Fichte adalah idealisme
subjektif karena bagi fichte dunia adalah suatu tempat memahami subjektif.
Solipsisme, suatu pandangan metafisik yang mengatakan bahwa, yang dapat
dipahami hanyalah diri sendiri , dapat digolongkan kedalam idealisme sebjektif.

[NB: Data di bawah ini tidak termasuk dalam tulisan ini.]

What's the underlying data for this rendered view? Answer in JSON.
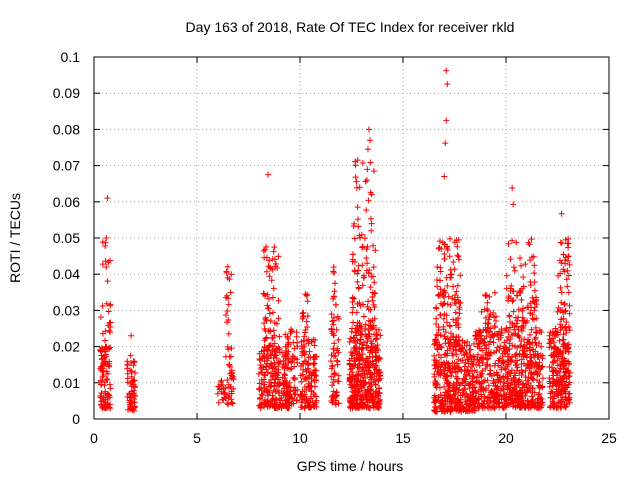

Fichte, tokoh yang berpendapat bahwa kemauan moral sebagai yang utama di dalam
idealisme, dianggap sebagai pendiri idealisme jerman.
Schelling menyebut
filsafatnya pada masa pertengahan perkembangan pemikirannya idealisme objektif,
karEna menurut pendapatnya , alam adalah sekedar “inteligasi yang dapat
dilihat”. Kalau begitu, maka seluruh filosof yang berusaha mengidentifikasi
realitas dengan idea, rasio, atau sepirit, seperti berkeley dan seluruh filosof
panpsikisme, dapat digolongkan ke dalam jalur idealisme objektif.
Hegel dapat menerima
adanya penggolongan menjadi idealisme subjektif dan idealisme objektif. Dari
sini ia mengemukakan filsafatnya tesis antitesis, dan ia mendirikan alur
pemikirannya sendiri yang disebut idealisme absolut sebagai sintesis-antitesis,
dan mendirikan alur pemikirannya sendiri yang disebut idealisme absolut sebagai
sintesis tertinggi dibandingkan dengan idealisme subjektif (tesis) dan
idealisme objektif (antitesis) sejak hegel mengemukakan idealisme absolut,
banyak filisof yang mulai menemukan pemikirannya pada yang absolut. Di antara
tokoh idealisme absolut ialah Bradley,T.H.Green, Bernard Bosanquest, dan josiah
Royce.
E.
Kritik terhadap filsafat
idealisme Hegel
Istilah materialisme bukanlah
tentang orang yang hanya berpikir tentang uang atau harta, namun berarti bahwa
kegiatan manusia dalam hidupnya adalah dalam kegiatan sosial bukanlah
pikirannya. Menurut Marx, berdasarkan asas materialisme, kesadaran tidaklah
menentukan realitas namun realitaslah yang menentukan kesadaran. Kesadaran
hanyalah efek samping dari proses-proses material dan materi merupakan hal yang
sungguh-sungguh nyata menurut pandangan metafisis
Materialisme muncul karena adanya
sikap dan pemikiran kritis tentang pemikiran idealisme yang kemudian mengubah
pemikiran idealisme menjadi materialisme. Tokoh yang mengkritik merupakan
mantan pengikut Hegel yaitu Feuerbach dan Karl Marx. Feuerbach sendiri berpikir
bahwa pemikiran Hegel tidak dapat diterima secara inderawi dan tidak konkret
sebab pemikiran Hegel adalah pemikiran yang abstrak.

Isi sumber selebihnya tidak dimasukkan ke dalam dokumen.